Ukraine: new air attack on Kyiv after a deadly New Year

A new airstrike targeted Kyiv on Monday at dawn, after a New Year's Day marked by dozens of Russian strikes in Ukraine that left at least five people dead and dozens injured.

Ukraine: new air attack on Kyiv after a deadly New Year

A new airstrike targeted Kyiv on Monday at dawn, after a New Year's Day marked by dozens of Russian strikes in Ukraine that left at least five people dead and dozens injured.

“Stay in the shelters!” Asked around 1:00 a.m. (23:00 GMT) on Telegram Serguiï Popko, the head of the military administration of the capital. “The air defense works […]. Fragments of balconies and windows of a skyscraper were damaged” in the northeast of the city, he continued.

The alert was lifted about three hours later.

"The Russians launched several waves of Iranian-made Shahed drones," said Oleksiy Kuleba, head of the Kyiv region's military administration, adding that the strikes were directed against "essential infrastructure".

According to the mayor of the capital Vitali Klitschko, a 19-year-old man was injured by shards of glass.

Ukrainian air defense claimed to have shot down 41 drones and a Russian missile.

The operator DTEK announced that the attack had inflicted "damage" to infrastructure related to kyiv's electricity supply and that it should therefore impose emergency cuts.

The national company Ukrenergo confirmed the power outages, while ensuring that the situation was “totally under control”.

After a series of military setbacks on the ground and Ukrainian attacks targeting Russian territory and annexed Crimea, Moscow opted from October for a tactic of bombing Ukraine's infrastructure, regularly causing cuts in electricity and water.

Target facility in Russia

Russian authorities reported on Monday a Ukrainian drone attack on an electrical installation in the Bryansk region, bordering Ukraine, and claimed to have shot down a Ukrainian reconnaissance drone heading this time towards the great city ​​of Voronezh.

"An installation providing electricity was damaged during this strike, a village is without electricity," said Governor Alexandre Bogomaz.

Shortly before and after the transition to 2023 on Sunday, bombings on kyiv and seven other regions had already killed at least five people and injured 50, according to Ukrainian authorities.

For its part, Moscow claimed to have targeted drone manufacturing facilities.

In central kyiv, a missile ripped through the facade of a hotel on New Year's Eve, while local police chief Andriy Nebitov posted a photograph on Facebook showing what appeared to be the remains of a a drone with the words "Happy New Year" written in Russian.

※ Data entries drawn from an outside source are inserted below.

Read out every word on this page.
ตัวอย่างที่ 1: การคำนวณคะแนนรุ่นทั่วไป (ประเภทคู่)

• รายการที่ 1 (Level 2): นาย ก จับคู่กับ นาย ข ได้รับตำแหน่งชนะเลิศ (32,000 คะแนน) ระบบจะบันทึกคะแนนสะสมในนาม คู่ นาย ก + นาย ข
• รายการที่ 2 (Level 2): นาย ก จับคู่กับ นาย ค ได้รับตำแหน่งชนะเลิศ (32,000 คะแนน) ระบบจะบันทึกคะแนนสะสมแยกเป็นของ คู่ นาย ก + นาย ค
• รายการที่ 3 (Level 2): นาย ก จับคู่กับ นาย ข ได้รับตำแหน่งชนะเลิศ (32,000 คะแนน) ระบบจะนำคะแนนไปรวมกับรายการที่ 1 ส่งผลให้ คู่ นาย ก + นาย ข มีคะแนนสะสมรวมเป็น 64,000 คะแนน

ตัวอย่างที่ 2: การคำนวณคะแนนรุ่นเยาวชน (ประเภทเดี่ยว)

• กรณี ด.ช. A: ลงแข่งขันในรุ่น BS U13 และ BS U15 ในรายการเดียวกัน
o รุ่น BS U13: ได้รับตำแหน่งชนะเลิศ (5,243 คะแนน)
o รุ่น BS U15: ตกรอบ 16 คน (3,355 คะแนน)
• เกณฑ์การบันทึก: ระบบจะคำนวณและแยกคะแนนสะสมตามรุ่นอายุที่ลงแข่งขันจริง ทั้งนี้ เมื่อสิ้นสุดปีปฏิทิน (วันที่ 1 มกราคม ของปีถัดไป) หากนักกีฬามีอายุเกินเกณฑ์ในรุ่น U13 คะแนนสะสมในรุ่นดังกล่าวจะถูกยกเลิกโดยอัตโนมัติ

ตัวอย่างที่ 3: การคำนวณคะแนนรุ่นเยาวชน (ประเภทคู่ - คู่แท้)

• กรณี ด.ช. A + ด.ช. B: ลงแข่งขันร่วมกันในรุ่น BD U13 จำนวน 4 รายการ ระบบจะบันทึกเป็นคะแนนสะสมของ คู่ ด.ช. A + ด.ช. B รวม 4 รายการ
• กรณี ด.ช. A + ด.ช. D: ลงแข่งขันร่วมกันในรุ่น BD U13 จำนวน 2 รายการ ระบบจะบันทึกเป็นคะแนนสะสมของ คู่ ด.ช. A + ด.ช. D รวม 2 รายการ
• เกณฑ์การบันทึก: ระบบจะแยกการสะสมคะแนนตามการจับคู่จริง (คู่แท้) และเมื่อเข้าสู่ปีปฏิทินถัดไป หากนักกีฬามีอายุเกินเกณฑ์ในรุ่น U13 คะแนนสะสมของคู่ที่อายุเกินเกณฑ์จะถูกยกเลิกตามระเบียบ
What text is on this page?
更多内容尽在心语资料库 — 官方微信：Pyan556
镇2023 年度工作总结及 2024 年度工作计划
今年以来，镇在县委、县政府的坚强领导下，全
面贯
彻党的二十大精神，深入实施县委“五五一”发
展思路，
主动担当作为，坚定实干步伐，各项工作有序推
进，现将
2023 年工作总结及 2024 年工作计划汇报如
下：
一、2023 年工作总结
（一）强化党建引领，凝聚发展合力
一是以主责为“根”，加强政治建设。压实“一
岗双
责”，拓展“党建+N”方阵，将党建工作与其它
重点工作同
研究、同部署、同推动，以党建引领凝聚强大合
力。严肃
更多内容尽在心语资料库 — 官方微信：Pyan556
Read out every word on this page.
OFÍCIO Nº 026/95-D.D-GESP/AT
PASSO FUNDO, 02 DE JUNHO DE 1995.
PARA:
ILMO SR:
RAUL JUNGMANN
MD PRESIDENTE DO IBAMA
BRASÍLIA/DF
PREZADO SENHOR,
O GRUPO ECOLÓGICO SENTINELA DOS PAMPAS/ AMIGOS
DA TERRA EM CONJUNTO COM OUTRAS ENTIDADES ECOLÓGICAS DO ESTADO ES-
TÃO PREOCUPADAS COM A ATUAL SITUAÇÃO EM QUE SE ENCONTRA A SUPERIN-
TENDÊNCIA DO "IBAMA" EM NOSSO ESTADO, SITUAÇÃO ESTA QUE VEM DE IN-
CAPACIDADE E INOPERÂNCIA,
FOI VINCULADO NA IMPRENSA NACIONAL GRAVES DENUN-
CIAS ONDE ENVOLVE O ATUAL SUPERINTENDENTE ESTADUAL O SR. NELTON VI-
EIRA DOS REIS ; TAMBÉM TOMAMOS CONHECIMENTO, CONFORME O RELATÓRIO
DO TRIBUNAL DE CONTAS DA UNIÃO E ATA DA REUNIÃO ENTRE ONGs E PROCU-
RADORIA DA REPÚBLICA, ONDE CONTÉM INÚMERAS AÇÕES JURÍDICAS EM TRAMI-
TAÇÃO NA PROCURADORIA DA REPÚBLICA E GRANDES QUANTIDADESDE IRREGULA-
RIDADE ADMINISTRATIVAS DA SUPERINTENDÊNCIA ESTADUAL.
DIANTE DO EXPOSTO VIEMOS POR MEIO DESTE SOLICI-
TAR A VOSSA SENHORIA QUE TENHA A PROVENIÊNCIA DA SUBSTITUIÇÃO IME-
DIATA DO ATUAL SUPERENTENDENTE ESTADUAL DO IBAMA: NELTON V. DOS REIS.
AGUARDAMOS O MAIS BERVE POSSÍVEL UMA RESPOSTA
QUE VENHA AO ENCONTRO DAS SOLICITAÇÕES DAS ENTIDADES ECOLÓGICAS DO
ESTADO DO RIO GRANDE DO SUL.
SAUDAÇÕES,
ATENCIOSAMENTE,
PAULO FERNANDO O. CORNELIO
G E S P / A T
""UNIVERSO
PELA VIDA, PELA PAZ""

The Ukrainian Air Force also claimed to have shot down 45 Shahed drones overnight from Saturday to Sunday.

Then, during the day on Sunday, "the enemy carried out 35 air strikes, using in particular Shahed-136 drones", and all the missiles fired by Russia were destroyed, announced in the evening the staff of the Ukrainian army.

The Russians “are losing. Drones, missiles and everything else won't help them. Because we are together”, reacted Sunday evening President Volodymyr Zelensky.

“And they won't take a single year away from Ukraine, they won't take away our independence. We won't give them anything. We respond to every Russian strike […] on all our cities and communities,” he said.

"Incredibly tired"

Pro-Russian separatist authorities in eastern Ukraine reported Ukrainian shelling before and after the New Year that left at least one dead and 15 injured.

The Russian army also declared on Sunday that it was continuing its offensive in the Donetsk region, in eastern Ukraine, where most of the fighting is currently concentrated.

The staff of the Ukrainian forces stressed in this regard on Sunday evening that "the enemy [...] continued to attempt attacks in the Bakhmout sector", the hottest point on the front, where both sides are suffering heavy losses.

The soldiers engaged in this battle are subjected to "incredible fatigue" moral and physical. And in this endless war of attrition, some end up seeing themselves "like meat, just fit to be sent to death", explained on the spot to AFP Mark Kouptchenenko, a young Ukrainian military chaplain who will all days at the front.

There are no or very few rotations, "they are constantly in combat", under enormous pressure, subject to orders that sometimes they no longer understand, he said.